When Thomas Romero, executive chef at Acme in New York City, is looking for a nutritious meal, he often turns towards Japanese or Korean dishes. He’s intrigued by the unique treatment of ingredients in these cuisines, which he applies to his own cooking that’s focused on seasonality, sustainability, and quality. “I always feel really good after eating a Japanese or Korean meal,” he says. “The food feels healthy, nourishing, and revitalizing.” So, he’d target these midtown spots for a healthy progressive meal:
Start with a modern take on Korean food at this small-plates restaurant, along with some wine. Romero recommends pairing the spicy yellowtail sashimi with crispy potato flakes or the shrimp and scallion pancakes with a glass of Riesling.
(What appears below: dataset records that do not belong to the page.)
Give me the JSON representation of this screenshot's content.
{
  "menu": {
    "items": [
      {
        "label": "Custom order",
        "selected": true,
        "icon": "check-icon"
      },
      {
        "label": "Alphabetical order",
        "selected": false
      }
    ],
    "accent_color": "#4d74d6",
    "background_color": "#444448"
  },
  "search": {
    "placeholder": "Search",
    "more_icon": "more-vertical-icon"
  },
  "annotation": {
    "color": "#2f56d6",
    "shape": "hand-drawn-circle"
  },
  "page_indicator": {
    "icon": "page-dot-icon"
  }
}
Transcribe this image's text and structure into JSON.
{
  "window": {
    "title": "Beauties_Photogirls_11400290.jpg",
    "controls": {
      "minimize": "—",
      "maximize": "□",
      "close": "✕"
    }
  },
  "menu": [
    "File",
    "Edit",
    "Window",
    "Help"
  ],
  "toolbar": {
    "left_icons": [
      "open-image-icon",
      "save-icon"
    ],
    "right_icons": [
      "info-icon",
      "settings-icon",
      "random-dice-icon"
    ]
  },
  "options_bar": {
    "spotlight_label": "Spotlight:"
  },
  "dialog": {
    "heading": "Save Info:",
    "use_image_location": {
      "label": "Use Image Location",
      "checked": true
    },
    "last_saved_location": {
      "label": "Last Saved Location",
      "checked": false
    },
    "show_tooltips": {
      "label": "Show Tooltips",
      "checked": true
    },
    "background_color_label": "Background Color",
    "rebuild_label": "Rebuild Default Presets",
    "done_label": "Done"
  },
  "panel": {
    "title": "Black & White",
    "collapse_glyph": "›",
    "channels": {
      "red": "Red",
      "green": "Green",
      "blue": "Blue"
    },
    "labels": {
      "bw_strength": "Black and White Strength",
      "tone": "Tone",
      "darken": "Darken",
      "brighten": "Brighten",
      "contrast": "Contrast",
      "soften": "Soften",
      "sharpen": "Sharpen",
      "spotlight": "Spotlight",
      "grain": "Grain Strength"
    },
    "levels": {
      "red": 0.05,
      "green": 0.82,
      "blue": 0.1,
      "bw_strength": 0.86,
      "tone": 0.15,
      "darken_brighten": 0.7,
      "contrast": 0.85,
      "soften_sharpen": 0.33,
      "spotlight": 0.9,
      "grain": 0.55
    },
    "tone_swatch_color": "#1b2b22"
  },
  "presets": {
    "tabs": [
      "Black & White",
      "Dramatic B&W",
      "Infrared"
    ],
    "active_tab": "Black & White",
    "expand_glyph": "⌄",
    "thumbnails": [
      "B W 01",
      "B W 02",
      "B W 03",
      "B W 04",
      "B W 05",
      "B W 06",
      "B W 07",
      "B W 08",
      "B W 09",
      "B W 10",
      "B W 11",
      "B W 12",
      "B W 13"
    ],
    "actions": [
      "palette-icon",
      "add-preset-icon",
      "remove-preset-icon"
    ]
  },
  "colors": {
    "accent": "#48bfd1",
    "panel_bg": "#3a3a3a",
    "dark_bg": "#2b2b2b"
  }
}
This casual spot is more suitable for a single course. Try the ohitashi, which is spinach in dashi broth with chrysanthemum petals. “To me, broths and soups are comfort food. I tend to go for the more unusual items on a menu, where the chef gets to show their best ideas,” says Romero.
Romero suggests ending the night at this authentic Korean restaurant with the hae mool jungol, or spicy seafood casserole, which includes a wide variety of seafood as well as tofu in a spicy red broth. “It’s a big dish, so split it between two or three people,” he says.
Los Angeles chef Nyesha Arrington looks to the city’s different neighborhoods, cultures, and cuisines to inspire the menu at Native. Deeply familiar with the Westside—she’s been there for 16 years—some of her favorite spots are within a five-minute walk of her restaurant. Her ideal progressive dinner includes the places where she always runs into neighbors and friends; here’s what she suggests.
Start the night with a glass of wine at Esters, a wine shop/bar/restaurant where Arrington says the staff is extremely knowledgeable and welcoming. “There’s a great community feel to the restaurant.” Order a cheese or charcuterie board or any of the other highly shareable menu items, and enjoy everything on the patio.
Next, have an appetizer from what Arrington describes as a “very Southeast Asia meets California” menu, which has a big focus on seasonal ingredients. She loves the spicy wontons and the green papaya salad.
For your main, head to Arrington’s own Native, where she recommends the mushroom spaghetti, which includes wild foraged mushrooms, local burrata cheese, snow pea tendrils, and a pile of bright greens on top. “It’s like salad meets pasta,” she says. And if you’re ready for dessert instead, try the banana cake, a combination of caramelized overripe bananas, blackstrap molasses, coconut milk, brown sugar, and brown ale, all topped with a ginger-y sauce, whipped creme fraiche, and toasted almonds. “It’s great for people who don’t love sugary-sweet desserts,” she says. “It’s just a little sweet, with amazing textures.”